The issues faced by China, Indiaand the developing world have no precedent in human history, and seeking solutions via archaic economic models and technology fads is sheer folly. Their economic development has already led to huge environmental degradation: China’s official news agencies now use the term “doomsday” to describe air pollution.
中印以及整个发展中世界所面临的问题在人类历史上没有先例,通过过时的经济模型和技术风潮寻求解决方案绝对是愚蠢的。这些国家的经济发展已经带来了大范围的环境退化:中国官方新闻机构如今用“世界末日”一词来形容国内的空气污染。
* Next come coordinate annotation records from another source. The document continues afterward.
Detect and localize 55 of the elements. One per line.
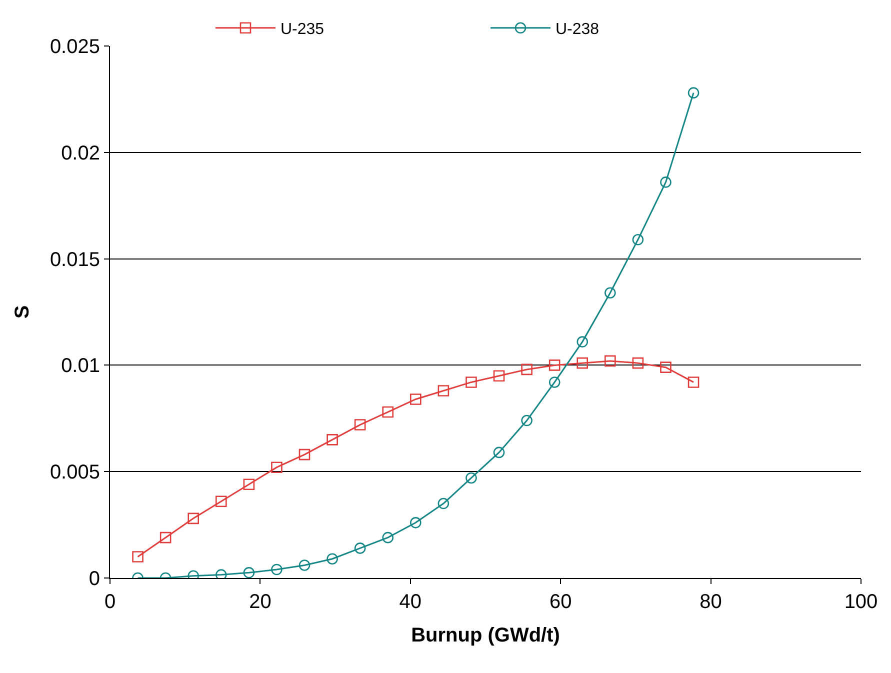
point [326,553,338,564]
point [271,462,282,473]
point [548,376,560,388]
point [493,370,505,382]
y-axis-title: S [11,305,34,319]
point [576,336,588,348]
point [632,357,644,369]
point [243,567,255,578]
x-axis-title: Burnup (GWd/t) [411,624,560,646]
point [326,434,338,446]
point [354,419,366,430]
point [521,364,532,376]
point [632,234,644,246]
x-tick-label: 60 [549,591,572,613]
y-tick-label: 0.015 [50,248,100,271]
point [298,560,310,571]
point [466,472,477,484]
point [438,498,450,510]
point [382,532,394,544]
y-tick-label: 0.01 [61,355,100,378]
point [521,414,532,426]
x-tick-label: 0 [104,591,116,613]
x-tick-label: 20 [249,591,272,613]
point [160,532,172,544]
point [660,176,672,188]
y-tick-label: 0 [88,568,100,590]
point [382,406,394,418]
point [548,360,560,371]
point [466,376,477,388]
legend-label: U-238 [556,21,600,38]
point [354,542,366,554]
point [132,551,144,562]
point [216,569,227,578]
point [216,496,227,508]
point [493,446,505,458]
point [410,517,422,528]
point [576,357,588,369]
x-tick-label: 80 [700,591,722,613]
point [688,376,700,388]
x-tick-label: 100 [844,591,878,613]
y-tick-label: 0.025 [50,36,100,58]
point [660,362,672,373]
point [298,448,310,460]
point [410,394,422,405]
y-tick-label: 0.02 [61,142,100,164]
point [271,564,282,576]
point [688,87,700,98]
point [243,478,255,490]
point [604,355,616,367]
point [188,512,200,524]
y-tick-label: 0.005 [50,462,100,484]
point [604,287,616,298]
x-tick-label: 40 [399,591,422,613]
point [438,385,450,396]
legend-label: U-235 [280,21,324,38]
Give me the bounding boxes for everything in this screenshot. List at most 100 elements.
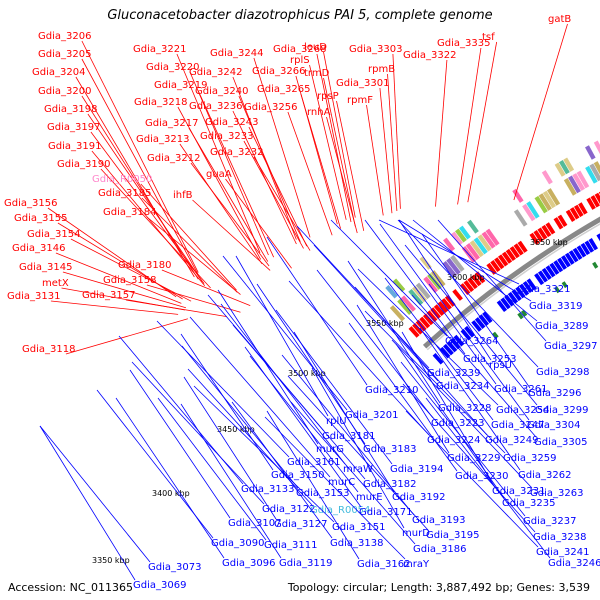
reverse-label-leader <box>193 385 335 523</box>
forward-label-leader <box>179 143 263 265</box>
forward-gene-label: Gdia_3218 <box>134 97 187 108</box>
reverse-label-leader <box>402 383 536 533</box>
forward-gene-label: Gdia_3200 <box>38 86 91 97</box>
forward-cds-block <box>578 202 588 215</box>
reverse-label-leader <box>364 219 466 355</box>
reverse-label-leader <box>397 219 539 368</box>
forward-label-leader <box>146 284 241 313</box>
reverse-label-leader <box>181 345 299 489</box>
reverse-label-leader <box>378 219 520 285</box>
reverse-cds-block <box>439 346 451 359</box>
forward-gene-label: Gdia_3242 <box>189 67 242 78</box>
cog-track-block <box>522 203 536 222</box>
forward-label-leader <box>387 73 398 212</box>
forward-cds-block <box>509 246 520 259</box>
tick-label: 3450 kbp <box>217 425 255 434</box>
reverse-label-leader <box>400 361 526 517</box>
reverse-gene-label: Gdia_3127 <box>274 519 327 530</box>
forward-cds-block <box>501 251 513 264</box>
reverse-gene-label: Gdia_3238 <box>533 532 586 543</box>
reverse-gene-label: mraY <box>403 559 430 570</box>
forward-cds-block <box>486 262 497 275</box>
reverse-gene-label: Gdia_3230 <box>455 471 508 482</box>
reverse-gene-label: Gdia_3122 <box>262 504 315 515</box>
forward-label-leader <box>140 183 237 291</box>
forward-cds-block <box>463 280 475 293</box>
reverse-gene-label: Gdia_3262 <box>518 470 571 481</box>
reverse-label-leader <box>293 331 395 493</box>
forward-gene-label: Gdia_3240 <box>195 86 248 97</box>
reverse-gene-label: mraW <box>343 464 373 475</box>
cog-track-block <box>547 188 561 206</box>
reverse-gene-label: Gdia_3228 <box>438 403 491 414</box>
reverse-gene-label: Gdia_3223 <box>431 418 484 429</box>
reverse-cds-block <box>432 352 444 365</box>
forward-gene-label: leuD <box>304 42 327 53</box>
forward-label-leader <box>243 140 304 249</box>
forward-label-leader <box>323 51 356 218</box>
reverse-cds-block <box>450 337 461 350</box>
forward-cds-block <box>444 295 456 307</box>
reverse-label-leader <box>398 219 532 302</box>
cog-track-block <box>397 298 413 315</box>
reverse-label-leader <box>437 219 547 342</box>
forward-gene-label: Gdia_3265 <box>257 84 310 95</box>
reverse-cds-block <box>576 245 587 258</box>
reverse-cds-block <box>478 314 490 327</box>
reverse-label-leader <box>425 397 551 559</box>
reverse-gene-label: Gdia_3254 <box>496 405 549 416</box>
reverse-label-leader <box>189 316 331 478</box>
cog-track-block <box>423 276 439 293</box>
forward-cds-block <box>474 271 486 284</box>
reverse-gene-label: murE <box>356 492 383 503</box>
reverse-gene-label: Gdia_3298 <box>536 367 589 378</box>
reverse-gene-label: Gdia_3305 <box>534 437 587 448</box>
forward-gene-label: rplS <box>290 55 310 66</box>
forward-gene-label: Gdia_3335 <box>437 38 490 49</box>
forward-label-leader <box>50 300 179 315</box>
reverse-label-leader <box>391 339 533 489</box>
cog-track-block <box>450 254 465 272</box>
reverse-gene-label: Gdia_R0054 <box>310 505 370 516</box>
cog-track-block <box>469 240 484 258</box>
forward-label-leader <box>146 216 241 295</box>
reverse-gene-label: rpsU <box>489 360 512 371</box>
cog-track-block <box>485 228 500 246</box>
forward-gene-label: Gdia_3158 <box>103 275 156 286</box>
cog-track-block <box>568 175 581 194</box>
cog-track-block <box>589 163 600 182</box>
reverse-gene-label: Gdia_3107 <box>228 518 281 529</box>
forward-cds-block <box>441 298 452 310</box>
forward-cds-block <box>505 248 516 261</box>
reverse-gene-label: Gdia_3234 <box>436 381 489 392</box>
forward-label-leader <box>513 23 568 201</box>
reverse-cds-block <box>557 257 567 270</box>
forward-gene-label: Gdia_3303 <box>349 44 402 55</box>
forward-cds-block <box>594 192 600 205</box>
cog-track-block <box>526 201 540 219</box>
forward-cds-block <box>430 307 442 320</box>
forward-gene-label: Gdia_3213 <box>136 134 189 145</box>
reverse-label-leader <box>129 369 231 519</box>
reverse-cds-block <box>511 289 522 302</box>
reverse-gene-label: Gdia_3193 <box>412 515 465 526</box>
tick-label: 3500 kbp <box>288 369 326 378</box>
forward-cds-block <box>545 222 556 235</box>
reverse-cds-block <box>545 265 556 278</box>
forward-gene-label: Gdia_3184 <box>103 207 156 218</box>
forward-label-leader <box>379 87 393 214</box>
forward-gene-label: Gdia_3236 <box>189 101 242 112</box>
reverse-label-leader <box>354 286 488 436</box>
forward-label-leader <box>232 110 297 245</box>
forward-gene-label: Gdia_3256 <box>244 102 297 113</box>
forward-cds-block <box>541 224 552 238</box>
cog-track-block <box>576 170 590 189</box>
reverse-gene-label: Gdia_3246 <box>548 558 600 569</box>
forward-cds-block <box>494 257 505 270</box>
reverse-gene-label: Gdia_3201 <box>345 410 398 421</box>
forward-cds-block <box>537 227 548 240</box>
reverse-gene-label: rplU <box>326 416 347 427</box>
reverse-cds-block <box>534 273 545 286</box>
reverse-label-leader <box>115 397 225 559</box>
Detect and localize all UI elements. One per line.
Billions of poor have yet to have their basic needs met, let alone share in prosperity. These are the people that those involved in “maker spaces” or “the sharing economy” conveniently ignore. After all, the poor don’t have anything to share in what so far is an “un-sharing” global economy typified by widening economic disparities. The Internet will surely not solve these problems, and more free-riding consumption is the last thingChina orIndia needs. Using the Internet as a crutch must not distract from the tough work of development.
数十亿计的贫困人口仍未能满足自身的基本需求,更不用说共享繁荣。他们就是被那些参与“创客空间”或“共享经济”的人轻易忽视的群体。毕竟,在迄今仍为“非共享”且发展差距日益扩大的全球经济中,穷人没有什么可供分享。互联网必然无法解决这些问题,更多的搭便车式消费是中国和印度最不需要的。利用互联网作为拐杖不能影响为发展所要付出的艰难努力。
By extension, China and India must have “dreams” that are bigger than the Internet. They need to take the lead in figuring out a new model of development for the 21stCentury that intelligently leverages science and technology, but without being seduced by musings about e-commerce that mask deep structural flaws of current economic models. Resolving those pressing issues should be the real “innovation” that lies at the heart of any development program.
更进一步而言,中国和印度必须有比拥抱互联网更大的“梦想”。他们需要带头为21世纪找到一种新的发展模式——智慧地利用科学技术,同时不能因迷恋掩盖了当前经济模式深层次结构缺陷的电子商务而误入歧途。解决这些紧迫问题才是应该居于所有发展规划核心的真正“创新”。